Are we entering a new Dark Age? Is one at hand? We might well to look back to the last Dark Age, which beclouded Europe from the fall of Rome to the beginning of the brilliant Middle Age in, more or less, the eleventh century. Let us then, fix our gaze on the state of western Europe around 1000 A.D. What was our world like? And what were its inhabitants, the forefathers of most of us, like? …
…Our stay here was brief, our productive years few, for old age came soon. Menaces abounded- famine, polluted water, and tainted meat, infections of ill-tended wounds, and raging diseases, such as malaria, typhoid, diptheria, dysentery, tetanus, puerperal fever.
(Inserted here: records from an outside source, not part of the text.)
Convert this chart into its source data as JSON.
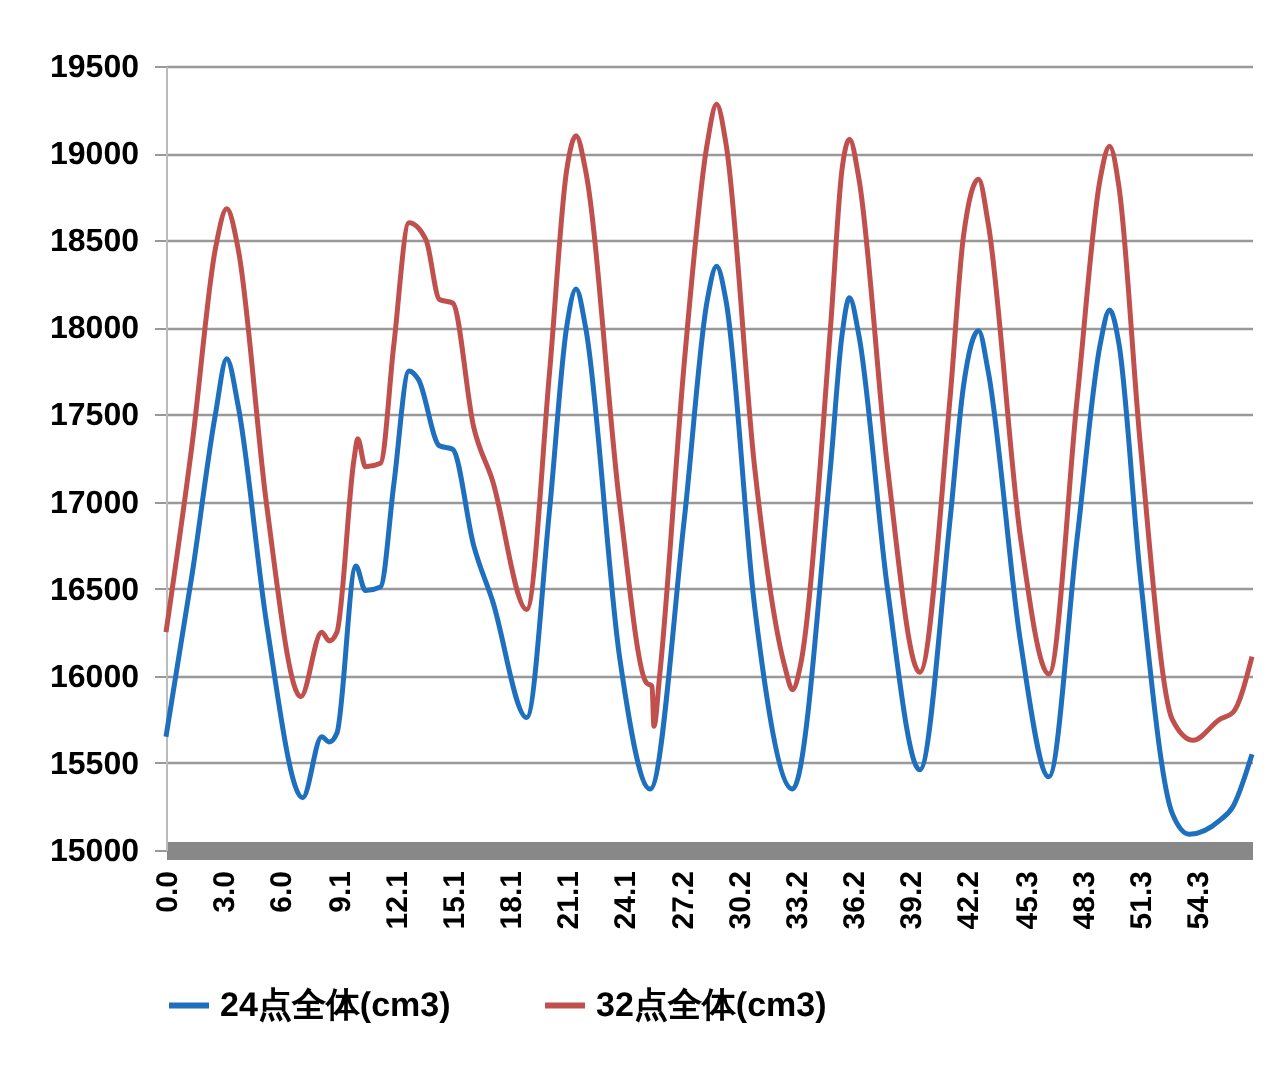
{
  "chart_data": {
    "type": "line",
    "xlim": [
      0,
      57.2
    ],
    "ylim": [
      15000,
      19500
    ],
    "xticks": [
      {
        "value": 0,
        "label": "0.0"
      },
      {
        "value": 3,
        "label": "3.0"
      },
      {
        "value": 6,
        "label": "6.0"
      },
      9.1,
      12.1,
      15.1,
      18.1,
      21.1,
      24.1,
      27.2,
      30.2,
      33.2,
      36.2,
      39.2,
      42.2,
      45.3,
      48.3,
      51.3,
      54.3
    ],
    "yticks": [
      15000,
      15500,
      16000,
      16500,
      17000,
      17500,
      18000,
      18500,
      19000,
      19500
    ],
    "grid": "y",
    "legend": "bottom",
    "line_style": "solid",
    "series": [
      {
        "name": "24点全体(cm3)",
        "color": "#1f6fbf",
        "x": [
          0,
          1.4,
          2.6,
          3.2,
          3.8,
          5.3,
          7.2,
          8.2,
          8.6,
          9.0,
          10.0,
          10.5,
          11.3,
          12.0,
          12.8,
          13.3,
          14.4,
          15.1,
          16.2,
          17.2,
          19.0,
          20.2,
          21.1,
          21.6,
          22.1,
          23.9,
          25.5,
          27.3,
          28.5,
          29.0,
          29.5,
          31.0,
          33.0,
          35.0,
          35.6,
          36.0,
          36.5,
          38.0,
          39.7,
          41.3,
          42.0,
          42.8,
          43.3,
          45.0,
          46.5,
          48.0,
          49.2,
          49.7,
          50.2,
          51.3,
          53.0,
          53.9,
          55.5,
          56.2,
          57.2
        ],
        "values": [
          15650,
          16600,
          17500,
          17820,
          17550,
          16300,
          15300,
          15650,
          15620,
          15670,
          16630,
          16490,
          16510,
          17100,
          17750,
          17700,
          17320,
          17300,
          16750,
          16430,
          15760,
          16950,
          18000,
          18220,
          18000,
          16100,
          15350,
          16900,
          18150,
          18350,
          18150,
          16400,
          15350,
          17200,
          17950,
          18170,
          17950,
          16500,
          15460,
          16900,
          17660,
          17980,
          17750,
          16200,
          15420,
          16800,
          17900,
          18100,
          17900,
          16590,
          15210,
          15090,
          15170,
          15250,
          15550
        ]
      },
      {
        "name": "32点全体(cm3)",
        "color": "#c0504d",
        "x": [
          0,
          1.4,
          2.6,
          3.2,
          3.8,
          5.3,
          7.1,
          8.2,
          8.6,
          9.0,
          9.9,
          10.1,
          10.5,
          11.3,
          12.0,
          12.8,
          13.7,
          14.4,
          15.1,
          16.2,
          17.2,
          19.0,
          20.2,
          21.1,
          21.6,
          22.1,
          23.9,
          25.3,
          25.6,
          25.7,
          26.0,
          27.3,
          28.5,
          29.0,
          29.5,
          31.0,
          32.6,
          33.0,
          33.4,
          35.0,
          35.6,
          36.0,
          36.5,
          38.0,
          39.7,
          41.3,
          42.0,
          42.8,
          43.3,
          45.0,
          46.5,
          48.0,
          49.2,
          49.7,
          50.2,
          51.3,
          53.0,
          54.1,
          55.5,
          56.2,
          57.2
        ],
        "values": [
          16250,
          17350,
          18450,
          18680,
          18450,
          16980,
          15880,
          16250,
          16200,
          16250,
          17240,
          17360,
          17200,
          17220,
          17900,
          18600,
          18500,
          18160,
          18140,
          17430,
          17120,
          16380,
          17740,
          18900,
          19100,
          18900,
          16980,
          15960,
          15940,
          15710,
          16000,
          17800,
          19050,
          19280,
          19050,
          17200,
          16050,
          15920,
          16050,
          18000,
          18900,
          19080,
          18850,
          17200,
          16020,
          17600,
          18520,
          18850,
          18600,
          16800,
          16010,
          17600,
          18850,
          19040,
          18800,
          17350,
          15750,
          15630,
          15750,
          15790,
          16110
        ]
      }
    ]
  }
}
Infant mortality was high, hence women were expected to be fecund, to marry at puberty and begin their proliferation, a hazardous process. They had to produce perhaps three times as many offspring as today, just to keep the population stable.
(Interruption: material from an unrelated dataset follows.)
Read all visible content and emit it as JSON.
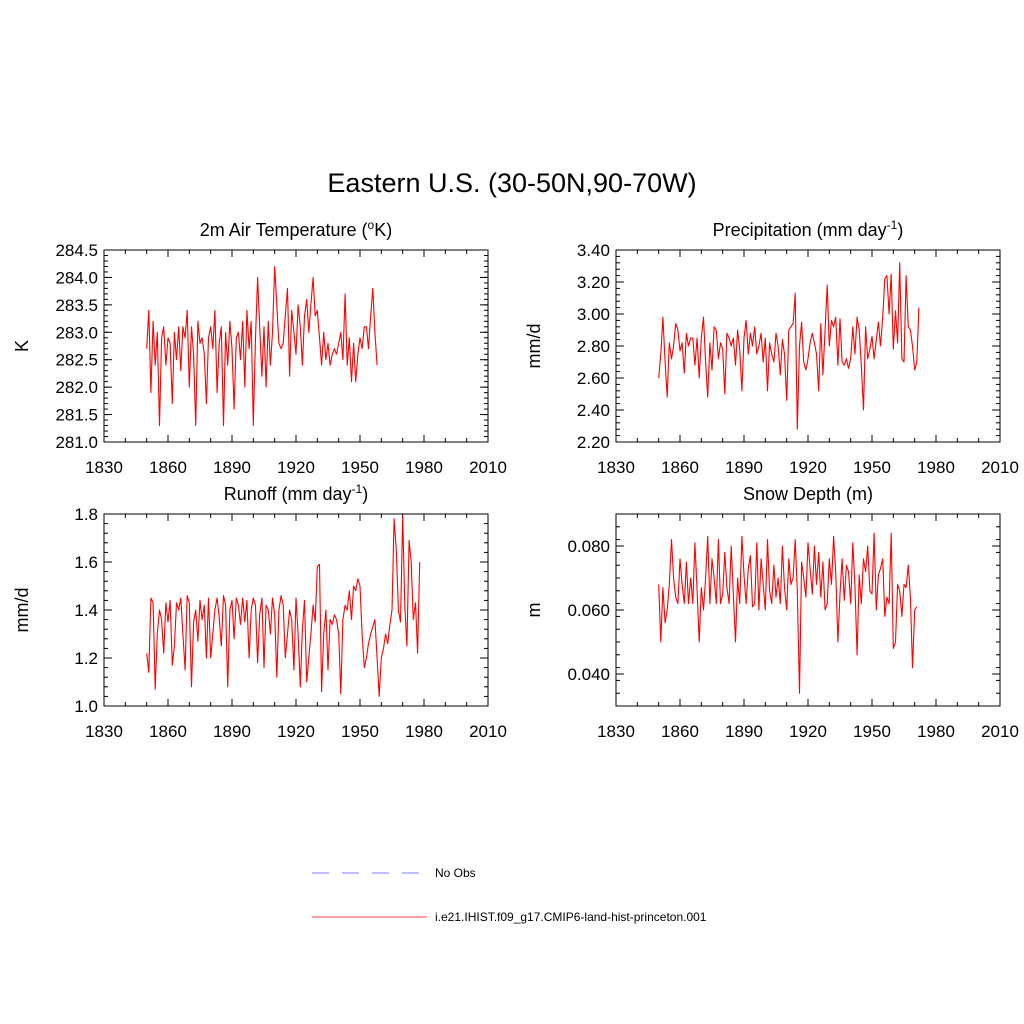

Death was a familiar in every household. Perhaps its near presence encouraged a prevailing callousness, or brutality. Monarchs set the example, with their blindings and removals of hands, testicles, ears, noses, and entire heads. Mutilation was a common penalty, for malefactors could seldom pay fines and there were no prisons for their confinement and correction. People regarded suffering as inevitable, indeed rather amusing, in others. The misadventures of the blind and the halt were a favorite subject for medieval funny stories. Of course, it was understood that a patient sufferer expiated his own sins and those of others.
Nature herself was more cruel than kind. She sent not only dearth and disease but floods and drought and bitter wintry blasts. People simply accepted her afflictions. Maybe they were tougher than we are; but we, too, can be tough if need be, as manifold wartime survivals prove. In the northern winters men hugged the fire, in a drowsy and probably malodorous torpor. Darkness, especially in the north, curtailed activity. There was as yet no glass, except in rich churches, and the householder’s windows were shuttered against the cold. Indoors, resinous torches or rank-smelling tallow candles cast a feeble gleam, so that women could spin and men whittle spoons, shape farm tools, or weave baskets. Then the story-teller or the ballad singer came into his own.